Gold futures are trading slightly better on Friday with prices consolidating slightly above yesterday’s low, but well off the high for the week reached on Wednesday. Despite the steep sell-off on Thursday, gold remains higher for the week. The market is being underpinned by concerns over Syria and a U.S.-China trade dispute.
At 0824 GMT, June Comex Gold futures are trading $1342.80, up $0.90 or +0.07%.
On Thursday, gold posted its biggest one-day percentage fall since March 28, just a day after the save-haven metal climbed to its highest level in 11-weeks.
The steep drop in prices on Thursday could have been a reaction to Wednesday’s hawkish U.S. Federal Reserve minutes which showed the central bank was confident that economic growth would continue and inflation would eventually hit its 2.0% target.
The minutes further supported the idea of at least two more interest rate hikes this year. Shortly after the release of the minutes, traders began to increase bets on June and September rate hikes. The dollar also recovered after the release of the minutes, making gold a less-desirable asset.
That’s the bearish side of the market.
On the bullish side, investors are betting on an escalation of tensions in Syria. President Trump and his national security aides on Thursday discussed U.S. options on Syria, where he has threatened missile strikes in response to a suspected poison gas attack, as a Russian envoy voiced fears of wider conflict between Washington and Moscow.
Furthermore, British Prime Minister Theresa May summoned her senior ministers to a special cabinet meeting on Thursday to discuss joining the United States and France in possible military action against Syria after a suspected poison gas attack on civilians.
Another potentially bullish factor is a possible trade war between the U.S. and China. The World Trade Organization said in its annual report released on Thursday that world trade in goods is maintaining a robust recovery, but it still might falter if trade tensions escalate further.

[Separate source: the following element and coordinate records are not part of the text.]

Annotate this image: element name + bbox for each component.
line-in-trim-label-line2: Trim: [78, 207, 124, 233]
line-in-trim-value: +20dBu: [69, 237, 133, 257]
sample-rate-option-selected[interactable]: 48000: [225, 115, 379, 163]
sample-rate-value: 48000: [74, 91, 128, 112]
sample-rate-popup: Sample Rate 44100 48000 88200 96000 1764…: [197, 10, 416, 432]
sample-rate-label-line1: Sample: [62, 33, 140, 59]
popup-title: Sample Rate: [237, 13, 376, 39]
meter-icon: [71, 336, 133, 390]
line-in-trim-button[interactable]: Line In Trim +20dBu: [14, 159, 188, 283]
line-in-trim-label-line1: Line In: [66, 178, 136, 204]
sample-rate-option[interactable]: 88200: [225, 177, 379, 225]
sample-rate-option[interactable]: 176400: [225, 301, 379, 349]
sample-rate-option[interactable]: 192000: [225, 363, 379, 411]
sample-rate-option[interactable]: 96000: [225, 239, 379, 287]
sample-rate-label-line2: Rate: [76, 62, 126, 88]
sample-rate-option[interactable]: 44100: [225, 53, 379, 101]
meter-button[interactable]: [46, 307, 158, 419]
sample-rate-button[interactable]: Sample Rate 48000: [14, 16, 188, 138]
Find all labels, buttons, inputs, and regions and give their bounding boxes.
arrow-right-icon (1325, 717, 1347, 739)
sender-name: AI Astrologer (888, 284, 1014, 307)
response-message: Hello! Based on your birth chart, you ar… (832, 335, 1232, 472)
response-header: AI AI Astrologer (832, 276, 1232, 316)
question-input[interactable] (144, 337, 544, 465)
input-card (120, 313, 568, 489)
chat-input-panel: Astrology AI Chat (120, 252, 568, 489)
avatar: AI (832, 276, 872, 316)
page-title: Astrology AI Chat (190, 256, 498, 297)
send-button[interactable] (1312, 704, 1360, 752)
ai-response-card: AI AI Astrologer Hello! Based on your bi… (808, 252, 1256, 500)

Additionally, China’s commerce ministry said on Thursday trade negotiations with the United States would be impossible as Washington’s attempts at dialogue were not sincere, and vowed to retaliate if U.S. President Trump escalates current tensions.
Ultimately, it all comes down to investor demand for risk. This week, stocks have posted solid gains due to increased demand for risk. This could also be keeping a lid on gold prices. Demand for gold could pick up later in the session if the dollar weakens along with stock prices.